The Girls’ Road Trip of 2023

Y’all … the Girls’ Road Trip of 2023 is quickly approaching. It took quite a bit of scheduling and tinkering with the calendar this year to make it happen, between my work schedule and my daughter’s work and life schedule. We were supposed to leave yesterday, but that didn’t work out due to a conflict on my daughter’s side. Then, we were supposed to leave this morning, but that didn’t work out due to expected terrible weather along our route, as well as multiple train delays yesterday that delayed my daughter’s arrival home by almost 5 hours. It has been a time of shuffling schedules and canceling hotel rooms and rebooking hotel rooms and rearranging the dog sitter. Basically, it’s been a “thing”.

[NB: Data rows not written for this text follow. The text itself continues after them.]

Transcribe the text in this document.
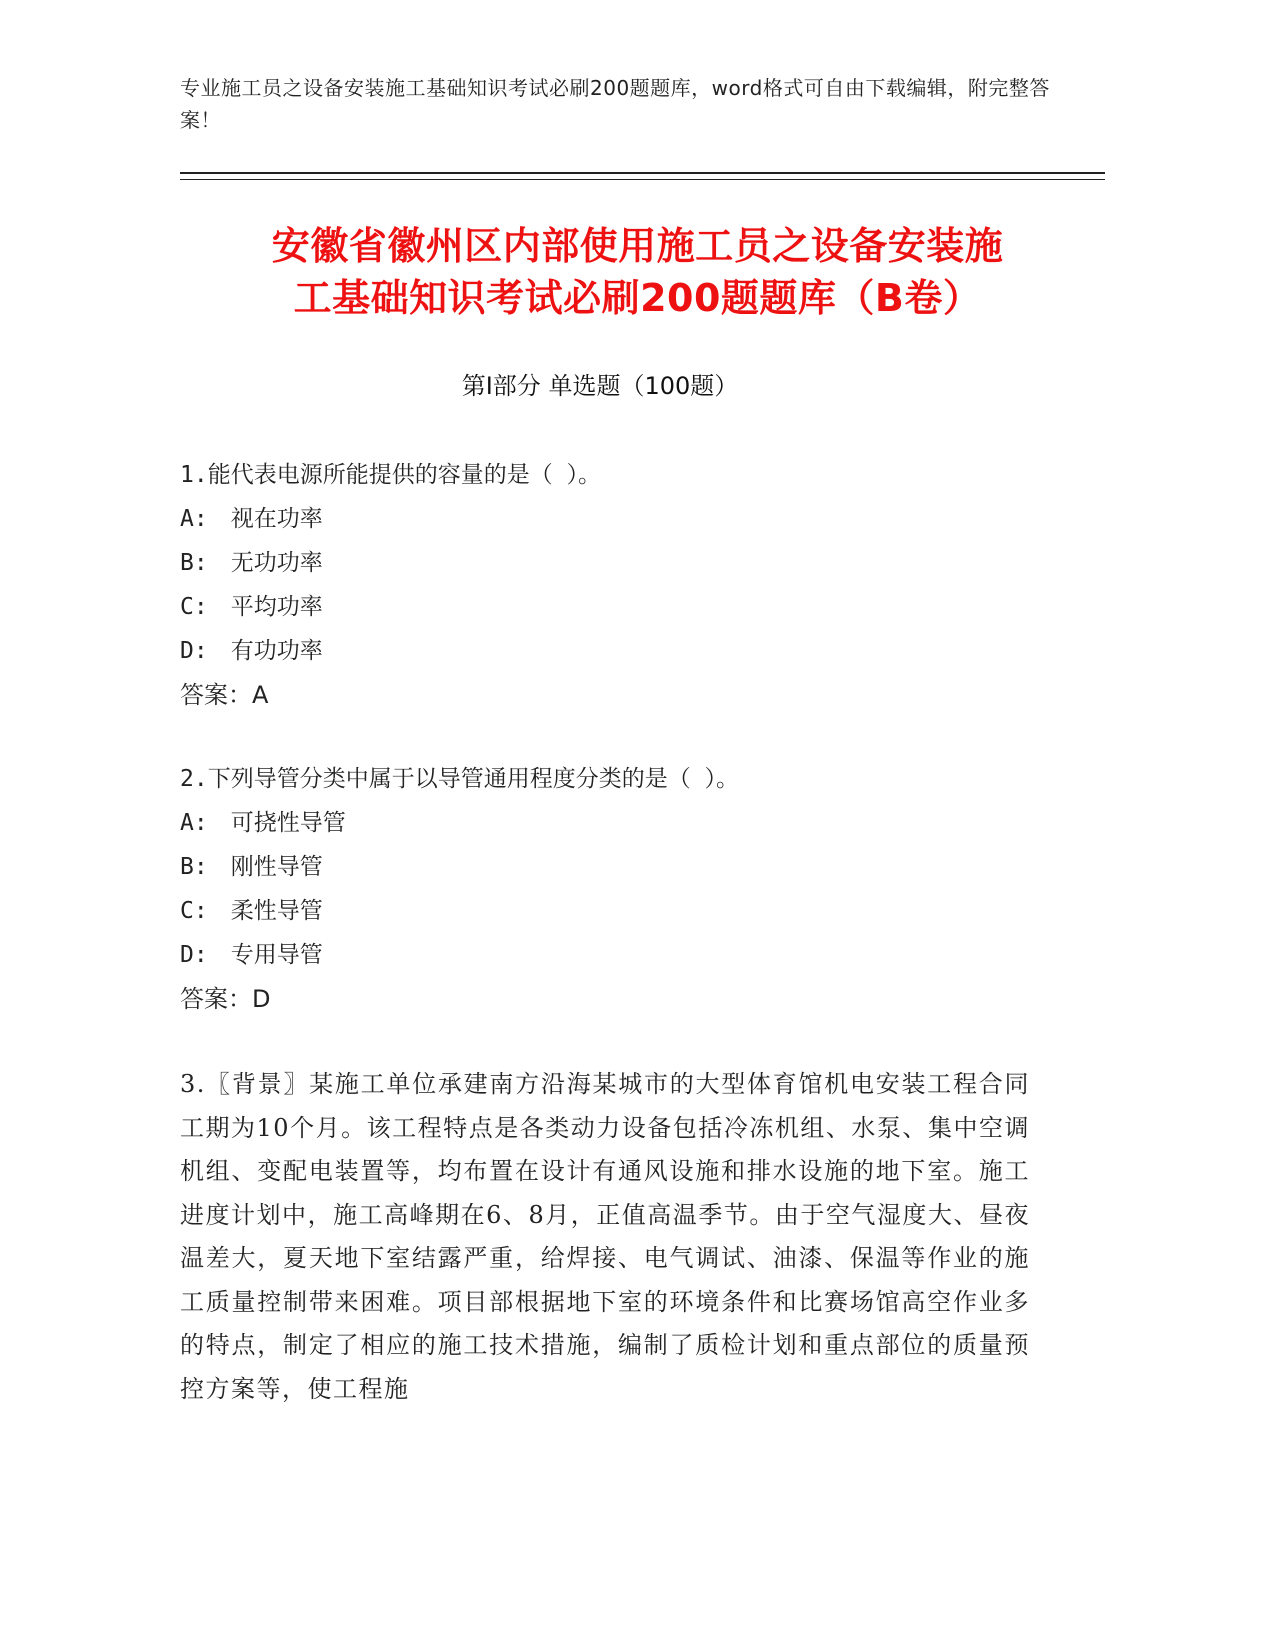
专业施工员之设备安装施工基础知识考试必刷200题题库，word格式可自由下载编辑，附完整答案！
安徽省徽州区内部使用施工员之设备安装施
工基础知识考试必刷200题题库（B卷）
第Ⅰ部分 单选题（100题）
1.能代表电源所能提供的容量的是（ ）。
A:　视在功率
B:　无功功率
C:　平均功率
D:　有功功率
答案：A
2.下列导管分类中属于以导管通用程度分类的是（ ）。
A:　可挠性导管
B:　刚性导管
C:　柔性导管
D:　专用导管
答案：D
3.〖背景〗某施工单位承建南方沿海某城市的大型体育馆机电安装工程合同工期为10个月。该工程特点是各类动力设备包括冷冻机组、水泵、集中空调机组、变配电装置等，均布置在设计有通风设施和排水设施的地下室。施工进度计划中，施工高峰期在6、8月，正值高温季节。由于空气湿度大、昼夜温差大，夏天地下室结露严重，给焊接、电气调试、油漆、保温等作业的施工质量控制带来困难。项目部根据地下室的环境条件和比赛场馆高空作业多的特点，制定了相应的施工技术措施，编制了质检计划和重点部位的质量预控方案等，使工程施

But now, the Girls’ Road Trip of 2023 is ON. That’s right, my friends, it is happening. We are in the midst of finishing up the things we need to do at home today. We are packing all the things for ourselves and the cat. We are loading the car. And, tomorrow morning, we will be off on our great adventure — into the wilds of … well, Missouri and Arkansas. Wild times, indeed!

There is something exciting but, also, a little bit terrifying about embarking on such a long road trip. It’s liberating, in a way — you know, that whole feeling of having the freedom of the open road and the idea that a new adventure is just waiting around the bend. For much of our drive, there actually will be “open road”. Especially once we hit Texas, there will be back roads where we seldom see another car. But for larger parts, the “freedom” of that open road will be shared with a lot of other traffic, making it not all that “free”, after all. But, I think a big part of that freedom happens in our very own car. We will sing songs to the playlist on our phones. We will laugh and tell goofy stories. We will talk about Life Things, both the big things and the small things. We will just “be”, without the need to report to any certain person at any certain time. Now that I am back working (and working in a job where I consistently carry a heavy workload and can’t truly take paid time off), I treasure these little bits of feeling like I don’t have to report in anywhere.

I’m not going to lie, though. there is something very bittersweet about this year’s trip. I’m pretty sure this will be the last true “Girls’ Road Trip” we take. Starting next year, my daughter will be staying in Michigan over the Summer. I hope we will still be able to make this trip together at some point next Summer. But, if we do, we will have to fly (probably separately). After all, my sweet daughter is a grown woman now. She has her own life and her own ideas about how she wants to spend her time. And that’s okay! Don’t get me wrong — As a Mama, that’s obviously my ultimate goal. I want her to have her own life, and I want her to do her own things in her own time. At the same time, change is hard. Letting go is hard. I hope I can soak in every moment of this year’s trip — every funny story, every goofy memory, every song sung — and store it away for later. So that, as she moves into her own life, I can still carry her beautiful voice and the sound of her laughter in my heart and my head.